Meyer In Jax

In Urban Meyer's previous trips to Jacksonville, the start of fall camp was usually right around the corner. But this year, his visit to the Jacksonville-area Gator Clubs was a few months early. The timing of the gathering, however, didn't dampen the energetic atmosphere that included a sell-out of 1,200 people.

The area has been kind to Meyer over the last few years, producing players like Jamar Hornsby, Brandon James, Kyle Jackson, Ryan Stamper, and Tim Tebow. Plus, several others from the class of 2007 have already made their way to Gainesville or will be in June.

But before Meyer signed autographs and addressed the crowd, he discussed the hottest topic to sweep across college football over the last week. The NCAA announced last week a proposal that would ban coaches from text messaging high school prospects. Meyer has been an advocate for text messaging, using the tool to learn more about prospective players and their families.

"We need to learn as much as we can about these players," Meyer said. "All of sudden, you're not allowed to talk to them. A phone call is not good enough, not when your program is on the line."

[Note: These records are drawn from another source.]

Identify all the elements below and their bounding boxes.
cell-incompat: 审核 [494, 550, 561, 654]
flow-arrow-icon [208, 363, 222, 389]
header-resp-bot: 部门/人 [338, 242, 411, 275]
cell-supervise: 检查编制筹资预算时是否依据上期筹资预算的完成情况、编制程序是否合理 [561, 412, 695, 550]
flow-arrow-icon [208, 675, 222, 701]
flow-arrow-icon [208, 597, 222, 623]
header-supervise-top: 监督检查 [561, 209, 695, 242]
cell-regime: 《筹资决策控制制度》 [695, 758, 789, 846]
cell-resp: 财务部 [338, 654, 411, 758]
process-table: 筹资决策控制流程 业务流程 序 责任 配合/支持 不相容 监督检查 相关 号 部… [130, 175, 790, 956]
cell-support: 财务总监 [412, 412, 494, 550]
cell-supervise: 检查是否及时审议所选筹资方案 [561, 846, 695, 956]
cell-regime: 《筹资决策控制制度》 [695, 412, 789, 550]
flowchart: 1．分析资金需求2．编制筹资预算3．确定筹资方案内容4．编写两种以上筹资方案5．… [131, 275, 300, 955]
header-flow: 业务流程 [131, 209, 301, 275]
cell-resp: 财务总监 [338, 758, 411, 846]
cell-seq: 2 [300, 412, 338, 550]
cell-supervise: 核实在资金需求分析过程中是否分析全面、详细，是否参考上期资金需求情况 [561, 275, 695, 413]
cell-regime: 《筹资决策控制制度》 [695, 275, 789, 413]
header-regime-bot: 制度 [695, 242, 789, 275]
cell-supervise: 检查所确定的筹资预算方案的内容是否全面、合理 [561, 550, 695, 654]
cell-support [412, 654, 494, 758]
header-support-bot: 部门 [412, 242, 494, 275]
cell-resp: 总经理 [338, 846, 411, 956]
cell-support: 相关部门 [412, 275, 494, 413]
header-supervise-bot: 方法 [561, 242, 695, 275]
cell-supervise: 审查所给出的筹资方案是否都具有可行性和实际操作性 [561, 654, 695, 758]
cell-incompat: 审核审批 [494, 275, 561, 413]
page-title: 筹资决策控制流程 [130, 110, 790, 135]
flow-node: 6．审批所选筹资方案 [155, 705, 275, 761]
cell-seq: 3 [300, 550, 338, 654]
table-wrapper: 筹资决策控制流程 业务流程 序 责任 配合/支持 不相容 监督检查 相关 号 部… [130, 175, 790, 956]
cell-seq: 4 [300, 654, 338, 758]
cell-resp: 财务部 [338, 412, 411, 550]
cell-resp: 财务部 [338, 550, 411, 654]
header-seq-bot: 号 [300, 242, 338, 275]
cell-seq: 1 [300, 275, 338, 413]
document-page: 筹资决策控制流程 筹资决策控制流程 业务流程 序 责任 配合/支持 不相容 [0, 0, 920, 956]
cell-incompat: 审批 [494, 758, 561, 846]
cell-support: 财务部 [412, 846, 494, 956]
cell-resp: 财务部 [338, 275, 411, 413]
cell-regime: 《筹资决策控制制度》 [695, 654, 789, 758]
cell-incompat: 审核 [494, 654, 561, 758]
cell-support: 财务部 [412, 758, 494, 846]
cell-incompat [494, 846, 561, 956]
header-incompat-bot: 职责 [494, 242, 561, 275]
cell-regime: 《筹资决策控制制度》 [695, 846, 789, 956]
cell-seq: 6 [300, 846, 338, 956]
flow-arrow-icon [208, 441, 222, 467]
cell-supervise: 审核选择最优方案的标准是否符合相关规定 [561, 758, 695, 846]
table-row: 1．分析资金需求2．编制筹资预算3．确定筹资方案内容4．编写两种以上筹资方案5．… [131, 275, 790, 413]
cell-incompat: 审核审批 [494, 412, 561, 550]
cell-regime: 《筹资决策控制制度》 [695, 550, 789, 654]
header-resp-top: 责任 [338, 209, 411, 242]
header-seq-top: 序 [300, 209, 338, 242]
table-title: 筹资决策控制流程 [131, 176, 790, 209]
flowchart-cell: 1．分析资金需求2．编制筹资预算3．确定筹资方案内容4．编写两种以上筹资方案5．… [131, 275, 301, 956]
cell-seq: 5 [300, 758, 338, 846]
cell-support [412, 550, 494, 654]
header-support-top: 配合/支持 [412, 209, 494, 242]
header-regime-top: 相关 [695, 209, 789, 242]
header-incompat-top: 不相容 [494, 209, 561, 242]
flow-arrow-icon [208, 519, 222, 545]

Now that text messaging could become part of the past, Meyer will look to his new director of football operations to help him find new ways to learn more about recruits.

"We're researching that right now," he said. "In matter of fact, I just hired a guy, an operations guy, that's helping with that. I'm very concerned about it."

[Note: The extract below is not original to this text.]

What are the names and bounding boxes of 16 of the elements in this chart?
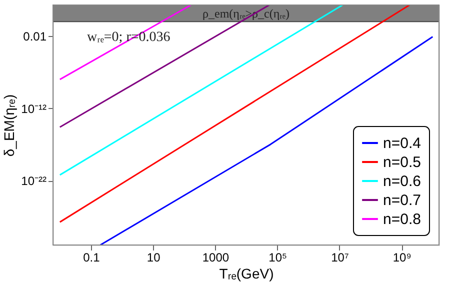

Earlier on Monday, Meyer announced the hiring of Ohio-native Troy Starr as Director of Football Operations. Starr comes to Gainesville after nearly 15 years as head coach and physical education teacher at Woodland Hills (Calif.) Taft High School where he coached one of the most successful teams in the Los Angeles area.

But what has Meyer most confused about the situation is that it would not outlaw emailing recruits.

"Email is acceptable, and to be honest, you can email from a BlackBerry," Meyer said. "When something else shows up, I hope we are the first ones to do it."


Reflecting on spring practice, Meyer expressed a high comfort level with the progress of the offense. The Gators return four of five starters on the offensive line, and during his address to the Gator Club, he said that he expects either redshirt freshman Maurice Hurt or one of the Pouncey twins to start at the guard position left vacant by Drew Miller who moved to center.

"I feel very comfortable with where the offense is now," Meyer said. "I think after we solidify the offensive line, the one thing we have is a lot of speed. I'm anxious to see how Tim (Tebow) works with the speed on the outside. Kestahn Moore has solidified himself at running back."

Meyer said it was speed that helped the Gators win the SEC and BCS Championships.

"I think the reason why we had success at the end of last year was because we were faster than them," he said. "There's more to it than just speed, but especially on offense, it's the philosophy."

The defense still remains uncertain. Stressing to the Jacksonville gathering that the Gators return only two starters on defense, he urged that there is talent on the defensive side of the ball, and Gator fans will have the opportunity to watch them develop on the field.

"The d-line is one area that is a little behind," he said. "We are one recruiting class behind on the defensive line. Every position across the board we evaluated at a plus (during the spring) except for the d-line."


With the NFL draft this weekend, Meyer couldn't emphasize enough his feelings about Reggie Nelson. Nelson's stock has slipped in the upcoming draft because of concerns surrounding his size and ability to help stop the run. Despite the concerns, Meyer stuck up for both Nelson and Jarvis Moss.

"(Jacksonville) Coach Jack Del Rio has called me and saw them at pro day and loves them," Meyer said. "My feelings about Reggie are well documented. I've been lucky enough to be around some great players, and he is one of the best if not the best. If Jarvis Moss can get strong enough to hang in there for an entire NFL season, those are two primo first round picks."


Seventy-five percent of the current Gators are underclassmen. With that kind of disparity, Meyer is paying close attention to who the Gators are recruiting. After pulling in two relatively large classes, Meyer said the next class of Gators will be around 16-20.

"We're very slow on offers and we're very slow on taking commitments because we don't want to make a mistake," he said. "We are being very selective."

The Gators had their first commitment last week when Gainesville-native Earl Okine verbally committed to his hometown school.